High risk: this package executes a postinstall script that likely detaches and runs code in the background and includes script names and optional dependencies consistent with an agent that could scan, archive, and transmit data. This is potentially malicious (telemetry, data exfiltration, remote execution, persistence). Inspect the contents of scripts/detach-run.cjs, scripts/agent-scan-lib.cjs, and scripts/project-archive-lib.cjs before installing; do not install into production or on sensitive systems. Prefer installing only from audited, trusted sources and run installs in an isolated environment if you must evaluate the package.

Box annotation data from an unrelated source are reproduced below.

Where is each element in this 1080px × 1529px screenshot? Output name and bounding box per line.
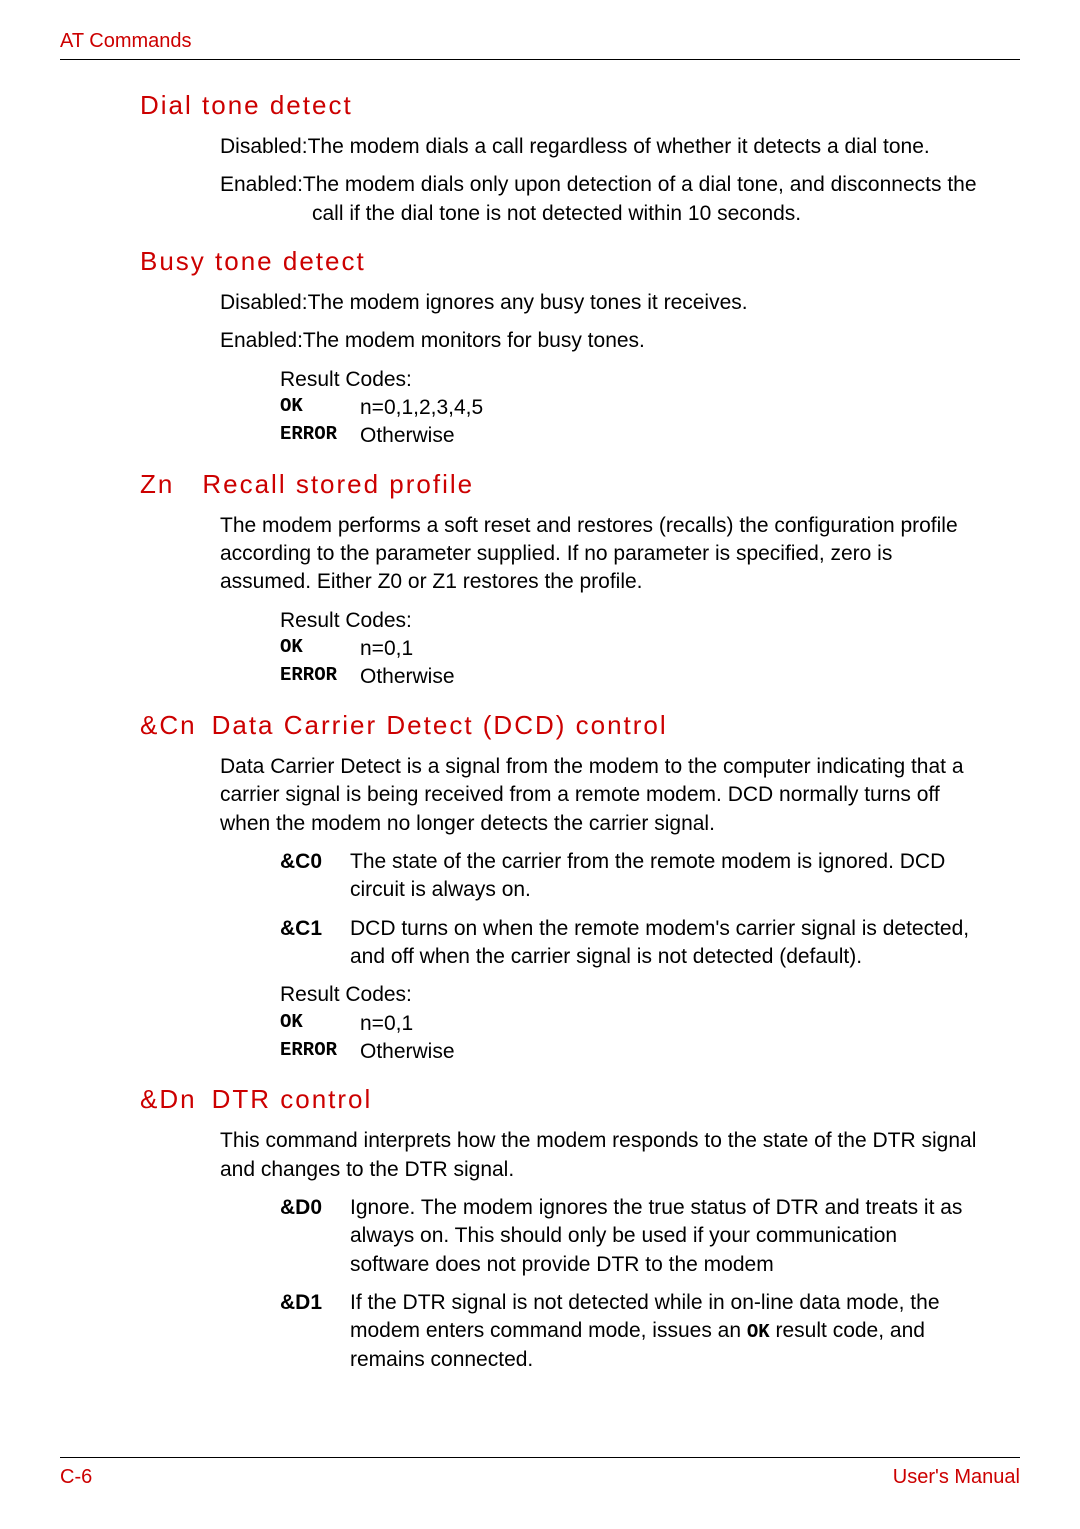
manual-label: User's Manual [893,1466,1020,1489]
cn-err-val: Otherwise [360,1038,455,1066]
dn-body: This command interprets how the modem re… [220,1127,980,1184]
cn-err-code: ERROR [280,1038,360,1066]
cn-opt-key: &C0 [280,848,350,905]
dial-disabled-label: Disabled: [220,135,308,158]
cn-err-row: ERROR Otherwise [280,1038,980,1066]
cn-result: Result Codes: OK n=0,1 ERROR Otherwise [280,981,980,1066]
busy-ok-code: OK [280,394,360,422]
page-number: C-6 [60,1466,92,1489]
busy-enabled-label: Enabled: [220,329,303,352]
zn-result: Result Codes: OK n=0,1 ERROR Otherwise [280,607,980,692]
busy-result: Result Codes: OK n=0,1,2,3,4,5 ERROR Oth… [280,366,980,451]
cn-opt-row: &C1 DCD turns on when the remote modem's… [280,915,980,972]
cn-opt-desc: The state of the carrier from the remote… [350,848,980,905]
cn-ok-val: n=0,1 [360,1010,413,1038]
zn-err-code: ERROR [280,663,360,691]
dn-body-text: This command interprets how the modem re… [220,1127,980,1184]
cn-opt-row: &C0 The state of the carrier from the re… [280,848,980,905]
zn-result-label: Result Codes: [280,607,980,635]
zn-body: The modem performs a soft reset and rest… [220,512,980,597]
zn-body-text: The modem performs a soft reset and rest… [220,512,980,597]
busy-enabled-text: The modem monitors for busy tones. [303,329,645,352]
zn-ok-code: OK [280,635,360,663]
busy-disabled: Disabled:The modem ignores any busy tone… [220,289,980,317]
zn-ok-row: OK n=0,1 [280,635,980,663]
busy-err-code: ERROR [280,422,360,450]
busy-body: Disabled:The modem ignores any busy tone… [220,289,980,356]
dn-opt-desc: If the DTR signal is not detected while … [350,1289,980,1374]
dial-body: Disabled:The modem dials a call regardle… [220,133,980,228]
busy-disabled-text: The modem ignores any busy tones it rece… [308,291,748,314]
cn-ok-code: OK [280,1010,360,1038]
top-rule [60,59,1020,60]
dn-d1-code: OK [747,1321,770,1343]
heading-zn: Zn Recall stored profile [140,469,1020,500]
dn-opt-row-d1: &D1 If the DTR signal is not detected wh… [280,1289,980,1374]
header-label: AT Commands [60,30,1020,53]
busy-err-row: ERROR Otherwise [280,422,980,450]
zn-ok-val: n=0,1 [360,635,413,663]
footer: C-6 User's Manual [60,1457,1020,1489]
dn-opt-key: &D0 [280,1194,350,1279]
busy-ok-row: OK n=0,1,2,3,4,5 [280,394,980,422]
dn-opt-key: &D1 [280,1289,350,1374]
dial-enabled: Enabled:The modem dials only upon detect… [220,171,980,228]
busy-err-val: Otherwise [360,422,455,450]
zn-err-val: Otherwise [360,663,455,691]
cn-result-label: Result Codes: [280,981,980,1009]
dn-options: &D0 Ignore. The modem ignores the true s… [280,1194,980,1374]
cn-opt-desc: DCD turns on when the remote modem's car… [350,915,980,972]
cn-options: &C0 The state of the carrier from the re… [280,848,980,971]
cn-body-text: Data Carrier Detect is a signal from the… [220,753,980,838]
cn-body: Data Carrier Detect is a signal from the… [220,753,980,838]
dn-opt-desc: Ignore. The modem ignores the true statu… [350,1194,980,1279]
dial-enabled-label: Enabled: [220,173,303,196]
dn-opt-row: &D0 Ignore. The modem ignores the true s… [280,1194,980,1279]
dial-enabled-text: The modem dials only upon detection of a… [303,173,977,224]
zn-err-row: ERROR Otherwise [280,663,980,691]
dial-disabled-text: The modem dials a call regardless of whe… [308,135,930,158]
busy-disabled-label: Disabled: [220,291,308,314]
busy-ok-val: n=0,1,2,3,4,5 [360,394,483,422]
dial-disabled: Disabled:The modem dials a call regardle… [220,133,980,161]
busy-enabled: Enabled:The modem monitors for busy tone… [220,327,980,355]
heading-dial-tone: Dial tone detect [140,90,1020,121]
busy-result-label: Result Codes: [280,366,980,394]
heading-dn: &Dn DTR control [140,1084,1020,1115]
cn-opt-key: &C1 [280,915,350,972]
heading-cn: &Cn Data Carrier Detect (DCD) control [140,710,1020,741]
bottom-rule [60,1457,1020,1458]
cn-ok-row: OK n=0,1 [280,1010,980,1038]
heading-busy-tone: Busy tone detect [140,246,1020,277]
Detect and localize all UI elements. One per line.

The package will execute preinstall.js during installation. That behavior is capable of performing any actions Node.js can perform (file operations, network requests, spawning subprocesses, installing hooks, exfiltration, etc.). Without inspecting the contents of preinstall.js, the install step cannot be deemed safe. You should review the preinstall.js source before installing or run the install in a sandboxed/ephemeral environment.